After installing the compiler, Lwt with multicore support can be installed by pinning the repository -

opam pin add lwt https://github.com/Sudha247/lwt-multicore.git

Example

Let us take an example of a simple Lwt server that accepts integer requests and returns its fibonacci number. A sequential version of this server is here.

With the help of Lwt_preemptive, we could process multiple requests at a time. To do this, the parent domain keeps accepting requests. Once a request is received, the actual computation and writing response is delegated to a detached task that gets executed on another domain.

let detached oc = (* run computation in detached domain *)
  Lwt_preemptive.detach (fun msg -> compute msg |> send_res oc)

let rec main oc ic =
  match%lwt recv ic with (* accept request *)
  | Some msg ->
    incr counter;
    if !counter mod num_domains = 0 then begin
      compute msg |> send_res oc; (* run in parent domain *)
      main oc ic
      end
    else
      detached oc msg >>= (* delegate to detached domain *)
      fun () -> main oc ic
  | None -> return_unit

We also occassionally perform the computation in the parent domain. This is to ensure that computations are (almost) equally distributed amongst available cores. Full code of parallel server is available here.

Performance

The parallel fibonacci server was benchmarked on a Intel Xeon Gold 5120, with 10 clients and 10 requests per client. Each request was the value 45 and server had to run a non-tail recursive fib 45 for every request. Performance numbers are below, the client’s code is available here.

Systhreads version - 4.10.0 compiler

Time taken by systhreads version: 15m1.059s

Multicore version - 4.10.0+multicore+no-effect-syntax compiler

Cores Time
1 14m52.014s
2 7m26.023s
3 5m21.133s
4 4m9.774s
5 4m9.769s
6 4m0.854s
7 3m51.936s
8 3m43.021s

We can observe quite some speedup as the number of cores increase.

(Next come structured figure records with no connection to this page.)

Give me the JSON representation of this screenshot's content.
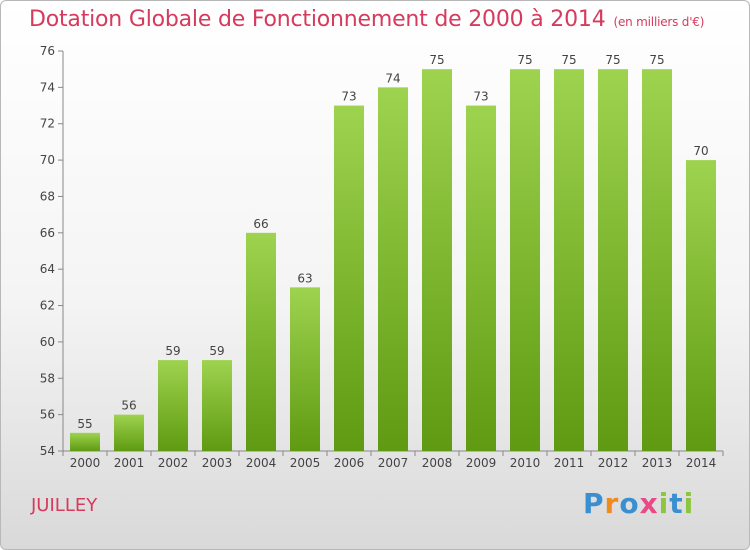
{
  "chart_data": {
    "type": "bar",
    "title": "Dotation Globale de Fonctionnement de 2000 à 2014",
    "subtitle": "(en milliers d'€)",
    "categories": [
      "2000",
      "2001",
      "2002",
      "2003",
      "2004",
      "2005",
      "2006",
      "2007",
      "2008",
      "2009",
      "2010",
      "2011",
      "2012",
      "2013",
      "2014"
    ],
    "values": [
      55,
      56,
      59,
      59,
      66,
      63,
      73,
      74,
      75,
      73,
      75,
      75,
      75,
      75,
      70
    ],
    "ylim": [
      54,
      76
    ],
    "yticks": [
      54,
      56,
      58,
      60,
      62,
      64,
      66,
      68,
      70,
      72,
      74,
      76
    ],
    "xlabel": "",
    "ylabel": "",
    "grid": false
  },
  "footer": {
    "place": "JUILLEY",
    "brand_letters": [
      "P",
      "r",
      "o",
      "x",
      "i",
      "t",
      "i"
    ]
  },
  "colors": {
    "title": "#d63a5c",
    "bar_top": "#9ed34f",
    "bar_bottom": "#5f9a12",
    "axis": "#888888"
  }
}
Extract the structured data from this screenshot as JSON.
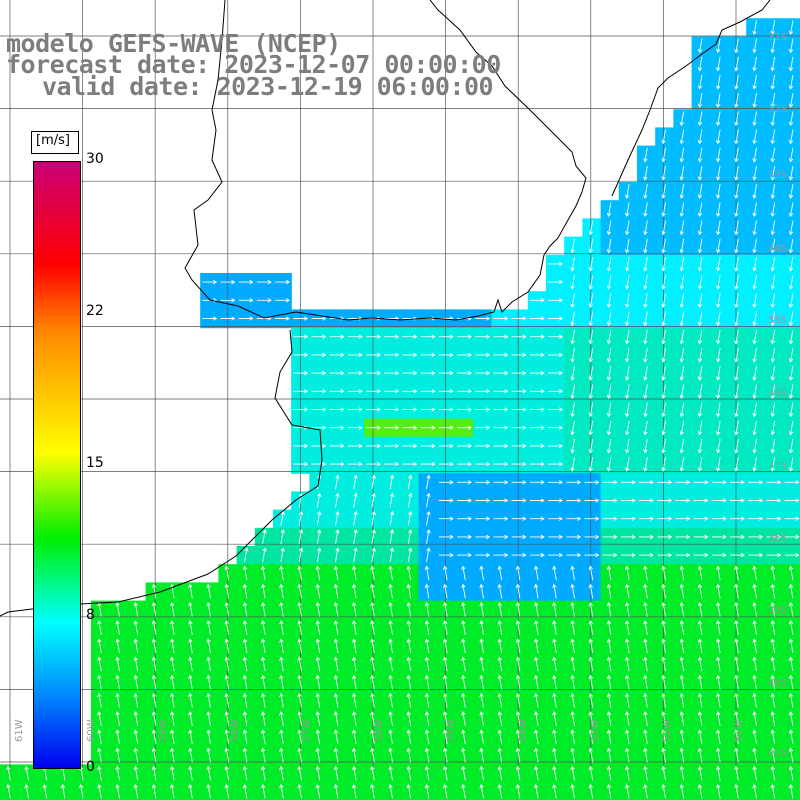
{
  "title": {
    "model": "modelo GEFS-WAVE (NCEP)",
    "forecast": "forecast date: 2023-12-07 00:00:00",
    "valid": "valid date: 2023-12-19 06:00:00"
  },
  "colorbar": {
    "unit": "[m/s]",
    "ticks": [
      "30",
      "22",
      "15",
      "8",
      "0"
    ],
    "colors": [
      "#0000ee",
      "#0088ff",
      "#00ffff",
      "#00ee00",
      "#ffff00",
      "#ff8800",
      "#ff0000",
      "#cc0077"
    ]
  },
  "axes": {
    "lon_labels": [
      "61W",
      "60W",
      "59W",
      "58W",
      "57W",
      "56W",
      "55W",
      "54W",
      "53W",
      "52W",
      "51W"
    ],
    "lat_labels": [
      "31S",
      "32S",
      "33S",
      "34S",
      "35S",
      "36S",
      "37S",
      "38S",
      "39S",
      "40S",
      "41S"
    ]
  },
  "field": {
    "variable": "wind speed and direction",
    "range": [
      0,
      30
    ],
    "grid": "on"
  }
}
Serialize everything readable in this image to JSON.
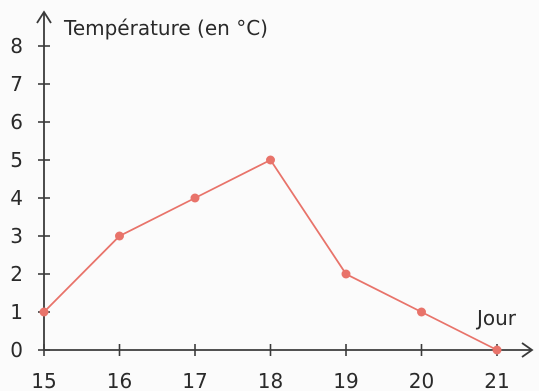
{
  "chart_data": {
    "type": "line",
    "ylabel": "Température (en °C)",
    "xlabel": "Jour",
    "x": [
      15,
      16,
      17,
      18,
      19,
      20,
      21
    ],
    "xlim": [
      15,
      21
    ],
    "ylim": [
      0,
      8
    ],
    "x_ticks": [
      "15",
      "16",
      "17",
      "18",
      "19",
      "20",
      "21"
    ],
    "y_ticks": [
      "0",
      "1",
      "2",
      "3",
      "4",
      "5",
      "6",
      "7",
      "8"
    ],
    "series": [
      {
        "values": [
          1,
          3,
          4,
          5,
          2,
          1,
          0
        ],
        "color": "#e8736a"
      }
    ],
    "grid": false,
    "legend": "none"
  }
}
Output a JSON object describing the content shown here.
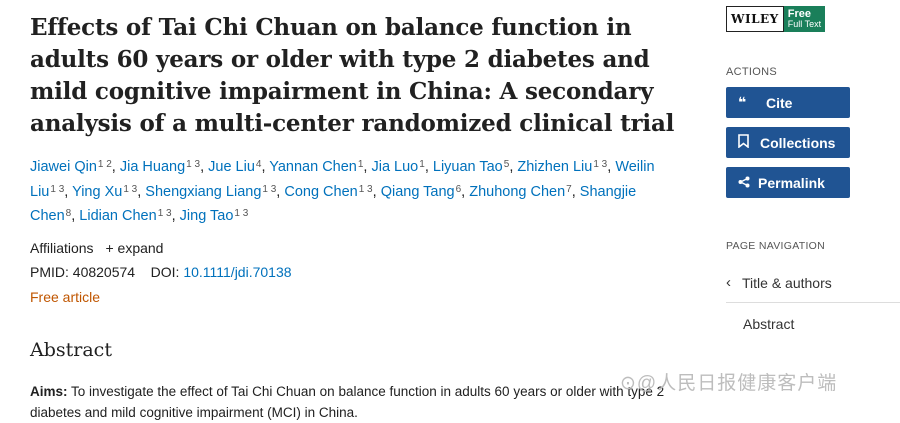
{
  "article": {
    "title": "Effects of Tai Chi Chuan on balance function in adults 60 years or older with type 2 diabetes and mild cognitive impairment in China: A secondary analysis of a multi-center randomized clinical trial",
    "authors": [
      {
        "name": "Jiawei Qin",
        "sup": "1 2"
      },
      {
        "name": "Jia Huang",
        "sup": "1 3"
      },
      {
        "name": "Jue Liu",
        "sup": "4"
      },
      {
        "name": "Yannan Chen",
        "sup": "1"
      },
      {
        "name": "Jia Luo",
        "sup": "1"
      },
      {
        "name": "Liyuan Tao",
        "sup": "5"
      },
      {
        "name": "Zhizhen Liu",
        "sup": "1 3"
      },
      {
        "name": "Weilin Liu",
        "sup": "1 3"
      },
      {
        "name": "Ying Xu",
        "sup": "1 3"
      },
      {
        "name": "Shengxiang Liang",
        "sup": "1 3"
      },
      {
        "name": "Cong Chen",
        "sup": "1 3"
      },
      {
        "name": "Qiang Tang",
        "sup": "6"
      },
      {
        "name": "Zhuhong Chen",
        "sup": "7"
      },
      {
        "name": "Shangjie Chen",
        "sup": "8"
      },
      {
        "name": "Lidian Chen",
        "sup": "1 3"
      },
      {
        "name": "Jing Tao",
        "sup": "1 3"
      }
    ],
    "affiliations_label": "Affiliations",
    "expand_label": "expand",
    "pmid_label": "PMID:",
    "pmid": "40820574",
    "doi_label": "DOI:",
    "doi": "10.1111/jdi.70138",
    "free_label": "Free article",
    "abstract_heading": "Abstract",
    "aims_label": "Aims:",
    "aims_text": " To investigate the effect of Tai Chi Chuan on balance function in adults 60 years or older with type 2 diabetes and mild cognitive impairment (MCI) in China."
  },
  "sidebar": {
    "publisher": "WILEY",
    "free_full_text_top": "Free",
    "free_full_text_bottom": "Full Text",
    "actions_label": "ACTIONS",
    "cite_label": "Cite",
    "collections_label": "Collections",
    "permalink_label": "Permalink",
    "page_nav_label": "PAGE NAVIGATION",
    "nav_title_authors": "Title & authors",
    "nav_abstract": "Abstract"
  },
  "watermark": "⊙@人民日报健康客户端",
  "colors": {
    "link": "#0071bc",
    "button": "#205493",
    "free": "#c05600"
  }
}
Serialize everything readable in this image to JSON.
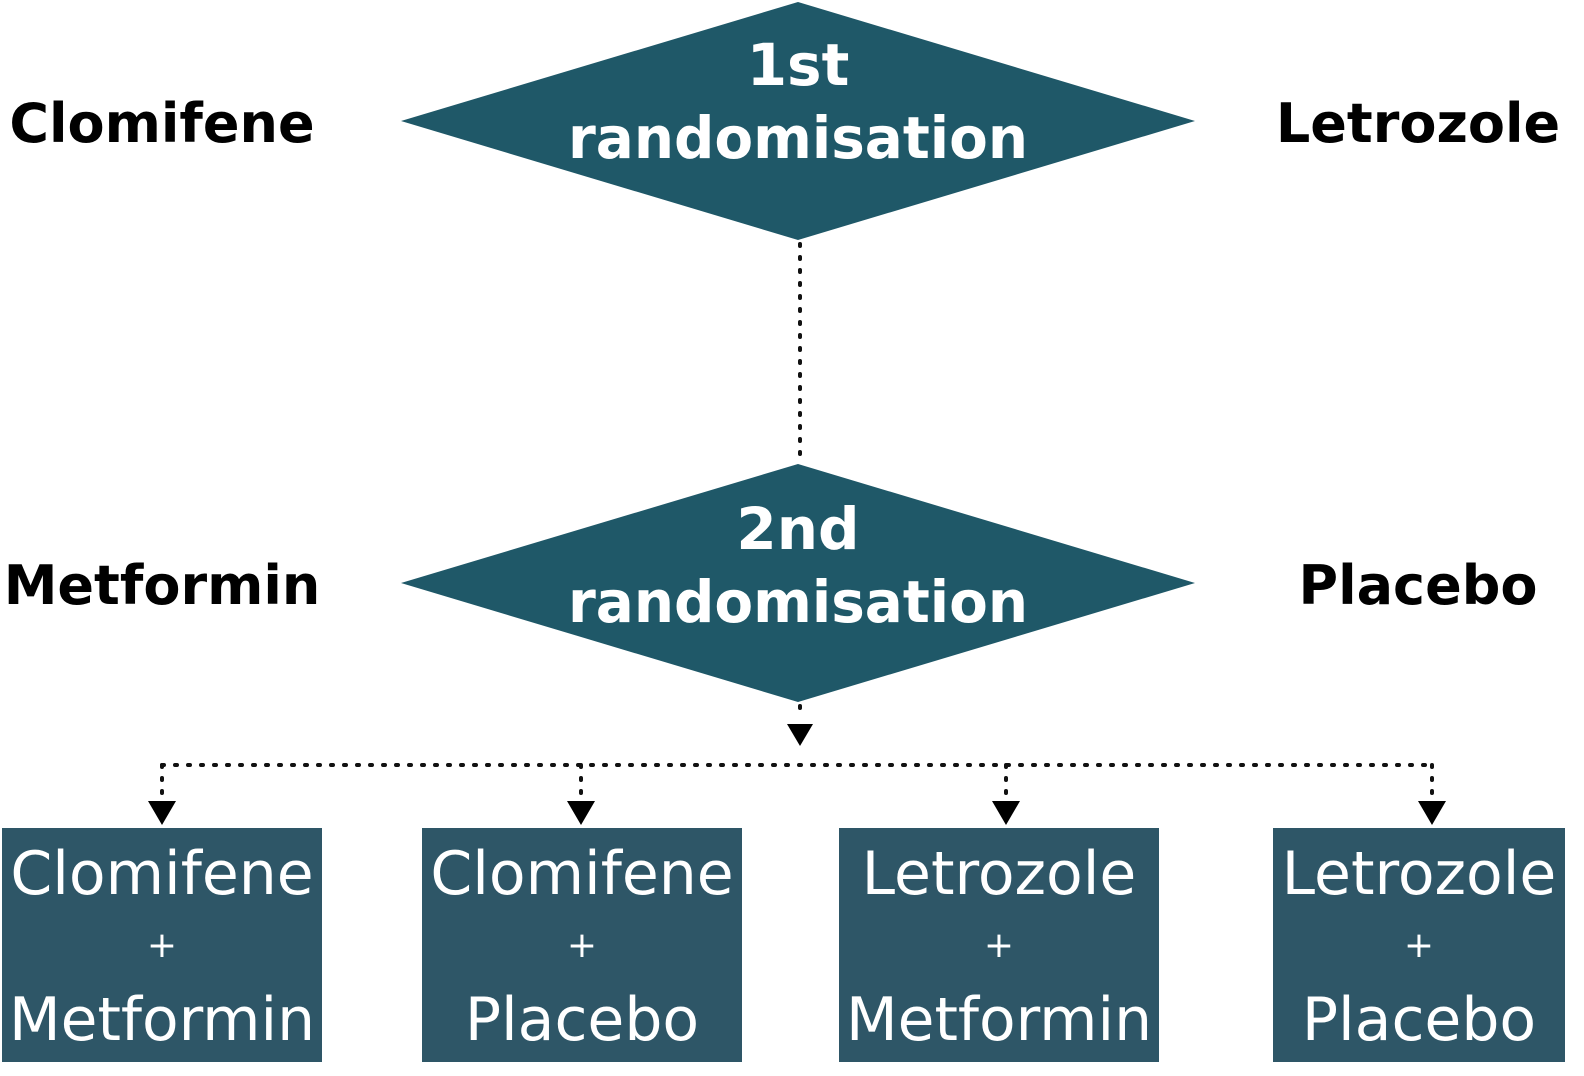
{
  "colors": {
    "diamond_fill": "#1f5868",
    "box_fill": "#2e5667",
    "diamond_text": "#ffffff",
    "box_text": "#ffffff",
    "label_text": "#000000",
    "connector": "#111111"
  },
  "randomisation_1": {
    "line1": "1st",
    "line2": "randomisation",
    "left_option": "Clomifene",
    "right_option": "Letrozole"
  },
  "randomisation_2": {
    "line1": "2nd",
    "line2": "randomisation",
    "left_option": "Metformin",
    "right_option": "Placebo"
  },
  "arms": [
    {
      "top": "Clomifene",
      "plus": "+",
      "bottom": "Metformin"
    },
    {
      "top": "Clomifene",
      "plus": "+",
      "bottom": "Placebo"
    },
    {
      "top": "Letrozole",
      "plus": "+",
      "bottom": "Metformin"
    },
    {
      "top": "Letrozole",
      "plus": "+",
      "bottom": "Placebo"
    }
  ]
}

This is an attempt to introduce parallelism in Lwt in a backwards compatible manner. It is still an experimental feature. If you find any bugs or have any questions, feel free to use the issue tracker or get in touch. In case any existing code breaks with the multicore version of Lwt, please let us know.

If you managed to speed up any of your applications with the help of Lwt_preemptive (or Multicore OCaml in general), we’d be happy to have it as a parallel benchmark in our benchmarking suite Sandmark. Consider submitting a PR or open an issue if you need any help with integrating your benchmark.